Par exemple, en 2014, le festival de Coutances, Jazz sous les
pommiers, propose une carte blanche à Parisien qui joue avec Daniel
Humair (Sweet
& Sour),
Jean-Paul Celea (Yes
Ornette!) et Vincent
Peirani (Belle
Epoque), mais le
festival refuse de
programmer l'EPQ...
L'EPQ
enregistre d'abord trois albums chez Laborie Jazz : Au
revoir porc-épic (2006),
Original Pimpant
(2009),
leur disque préféré,
et Chien guêpe
(2012). Pour Spezial
Snack (2014), l'EPQ
passe chez ACT, dont le positionnement plus commercial ne convient
pas à Darrifourcq, mais Parisien a déjà enregistré avec Yaron
Herman et Peirani
pour ce label, qu'il apprécie. Lors de l'enregistrement de Spezial
Snack «
le groupe fonctionnait
mal, et la distance qui se creusait ente Sylvain et nous devenait
difficile à supporter »
(p.29), avec «
la difficulté de
composer collectivement une œuvre aboutie
»
(p.35). Donc «
le disque est plus un
patchwork de modes de jeux disjoints, sans direction claire, qu'un
ensemble cohérent »
(p.29).
Après
le départ de Darrifourcq, c'est d'abord Mario Costa qui
reprend la batterie, remplacé ensuite par Julien Loutelier.

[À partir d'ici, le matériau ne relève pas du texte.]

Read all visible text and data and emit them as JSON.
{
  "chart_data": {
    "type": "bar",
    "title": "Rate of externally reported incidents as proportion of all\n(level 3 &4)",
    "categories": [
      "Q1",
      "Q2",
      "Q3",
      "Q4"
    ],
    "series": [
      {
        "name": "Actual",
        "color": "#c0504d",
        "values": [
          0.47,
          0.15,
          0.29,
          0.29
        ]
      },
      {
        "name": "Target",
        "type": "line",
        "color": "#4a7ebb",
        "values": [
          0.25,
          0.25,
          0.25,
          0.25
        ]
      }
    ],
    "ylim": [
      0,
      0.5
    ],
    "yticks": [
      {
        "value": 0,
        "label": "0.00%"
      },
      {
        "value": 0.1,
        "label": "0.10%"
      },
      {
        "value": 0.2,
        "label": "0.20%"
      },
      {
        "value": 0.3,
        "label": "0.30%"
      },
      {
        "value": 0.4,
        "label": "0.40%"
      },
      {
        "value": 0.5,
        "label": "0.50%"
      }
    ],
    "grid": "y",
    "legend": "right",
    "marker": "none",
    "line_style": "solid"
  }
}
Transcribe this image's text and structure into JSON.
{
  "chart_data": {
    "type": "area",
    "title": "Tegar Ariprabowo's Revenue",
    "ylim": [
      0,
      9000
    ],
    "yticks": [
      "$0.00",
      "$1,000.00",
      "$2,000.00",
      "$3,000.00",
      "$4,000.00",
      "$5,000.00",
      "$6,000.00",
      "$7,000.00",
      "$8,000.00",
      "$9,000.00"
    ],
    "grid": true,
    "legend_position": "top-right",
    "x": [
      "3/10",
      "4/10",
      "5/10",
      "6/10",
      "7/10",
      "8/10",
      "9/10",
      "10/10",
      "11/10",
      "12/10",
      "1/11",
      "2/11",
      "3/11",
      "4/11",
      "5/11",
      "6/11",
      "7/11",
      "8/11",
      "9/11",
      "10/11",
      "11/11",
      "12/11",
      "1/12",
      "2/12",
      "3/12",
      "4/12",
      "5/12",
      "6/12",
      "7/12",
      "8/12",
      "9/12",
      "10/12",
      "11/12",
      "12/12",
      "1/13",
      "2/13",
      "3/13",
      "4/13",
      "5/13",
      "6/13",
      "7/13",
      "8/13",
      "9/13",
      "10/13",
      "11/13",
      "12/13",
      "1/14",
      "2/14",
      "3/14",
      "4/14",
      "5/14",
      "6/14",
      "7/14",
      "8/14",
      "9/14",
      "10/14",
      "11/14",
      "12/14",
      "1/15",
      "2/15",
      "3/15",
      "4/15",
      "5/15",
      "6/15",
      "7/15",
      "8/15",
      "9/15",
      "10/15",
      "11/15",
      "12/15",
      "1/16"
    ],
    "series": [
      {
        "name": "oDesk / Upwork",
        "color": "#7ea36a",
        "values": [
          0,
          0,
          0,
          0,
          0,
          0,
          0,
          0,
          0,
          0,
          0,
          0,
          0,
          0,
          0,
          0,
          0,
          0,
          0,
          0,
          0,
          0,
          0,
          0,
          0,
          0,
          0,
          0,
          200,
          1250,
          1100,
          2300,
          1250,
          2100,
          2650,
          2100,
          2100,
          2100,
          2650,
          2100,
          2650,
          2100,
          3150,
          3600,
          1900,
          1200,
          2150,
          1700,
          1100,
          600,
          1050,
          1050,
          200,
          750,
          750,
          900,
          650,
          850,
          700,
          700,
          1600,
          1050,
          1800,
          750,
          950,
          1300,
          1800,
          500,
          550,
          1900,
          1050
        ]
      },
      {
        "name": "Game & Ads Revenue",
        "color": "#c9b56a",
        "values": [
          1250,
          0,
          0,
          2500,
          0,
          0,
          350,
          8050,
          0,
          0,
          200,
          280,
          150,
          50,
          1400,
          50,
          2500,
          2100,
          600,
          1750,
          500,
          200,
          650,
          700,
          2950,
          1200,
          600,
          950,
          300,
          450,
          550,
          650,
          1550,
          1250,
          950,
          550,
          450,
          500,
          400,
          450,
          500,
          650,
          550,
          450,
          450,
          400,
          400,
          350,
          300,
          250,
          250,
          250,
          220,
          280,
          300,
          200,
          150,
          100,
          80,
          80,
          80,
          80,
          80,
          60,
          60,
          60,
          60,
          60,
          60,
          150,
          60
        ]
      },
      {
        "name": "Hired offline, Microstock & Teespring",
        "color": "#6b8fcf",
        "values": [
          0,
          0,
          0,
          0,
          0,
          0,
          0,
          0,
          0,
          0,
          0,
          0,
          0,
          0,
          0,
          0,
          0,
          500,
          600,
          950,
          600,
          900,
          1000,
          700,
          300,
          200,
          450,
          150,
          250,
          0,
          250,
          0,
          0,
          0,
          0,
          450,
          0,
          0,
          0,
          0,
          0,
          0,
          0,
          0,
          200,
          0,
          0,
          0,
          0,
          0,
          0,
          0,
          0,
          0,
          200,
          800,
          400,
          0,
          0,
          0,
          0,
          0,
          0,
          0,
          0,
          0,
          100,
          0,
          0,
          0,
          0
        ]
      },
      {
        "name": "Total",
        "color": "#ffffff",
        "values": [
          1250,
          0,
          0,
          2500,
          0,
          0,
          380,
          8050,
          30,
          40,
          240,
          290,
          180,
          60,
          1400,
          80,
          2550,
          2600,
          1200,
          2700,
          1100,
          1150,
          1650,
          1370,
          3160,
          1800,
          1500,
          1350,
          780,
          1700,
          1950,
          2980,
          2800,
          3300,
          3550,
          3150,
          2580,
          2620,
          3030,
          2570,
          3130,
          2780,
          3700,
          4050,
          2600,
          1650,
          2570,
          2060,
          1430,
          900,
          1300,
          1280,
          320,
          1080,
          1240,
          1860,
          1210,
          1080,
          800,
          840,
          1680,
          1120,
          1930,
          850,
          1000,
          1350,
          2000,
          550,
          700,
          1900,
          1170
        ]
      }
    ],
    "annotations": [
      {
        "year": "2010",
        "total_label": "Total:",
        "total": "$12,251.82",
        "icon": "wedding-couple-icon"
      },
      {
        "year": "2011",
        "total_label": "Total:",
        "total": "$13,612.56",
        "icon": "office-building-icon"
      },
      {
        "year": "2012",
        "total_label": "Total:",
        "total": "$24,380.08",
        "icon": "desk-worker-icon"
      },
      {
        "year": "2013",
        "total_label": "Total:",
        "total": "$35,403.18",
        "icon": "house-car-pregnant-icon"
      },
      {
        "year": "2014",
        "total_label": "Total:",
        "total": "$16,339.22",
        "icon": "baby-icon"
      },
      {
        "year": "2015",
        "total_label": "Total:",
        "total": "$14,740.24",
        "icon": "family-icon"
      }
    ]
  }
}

Parisien évoque son duo avec Peirani, davantage grand public et dans
lequel l'accordéoniste est la star, et l'EPQ qu'il a parfois du mal
à imposer. A titre d'illustration, il raconte que pour contrecarrer
ECM qui avait voulu le débaucher, ACT lui a donné toute liberté,
ce qui a permis à l'EPQ de sortir Double Screening (2019) et
Let Them Cook (2024)...
La
deuxième partie - «
Une supériorité manifeste »
- reprend une partie de la carrière de Parisien et expose quelques
réflexions sur le jazz. En 1994, Parisien rejoint la classe de jazz
du collège de Marciac en cinquième et il y reste trois ans. Il
intègre ensuite le conservatoire de Toulouse, puis devient musicien
professionnel, avec le succès que l'on sait.
Côté
musique, pour Parisien, un solo est un «
parcours émotionnel »
(p.53), là où pour Darrifourcq «
[se] libérer de
l'émotion est devenu une quête »
(p.54). Ce qui sera un
autre point de divergence entre le batteur et l'EPQ. Tout comme le
rôle du soliste dans le jazz,
central dans le jazz américain et beaucoup moins dans le jazz
européen. Là où Parisien
et Le Bousse constatent
que le jazz est en mouvement perpétuel, notamment dans ses rapports
avec les autres musiques, Darrifourcq relativise : «
le problème c'est
d'appeler «
jazz
»
toutes les musiques dès
qu'elles se réfèrent à des valeurs de liberté, d'improvisation.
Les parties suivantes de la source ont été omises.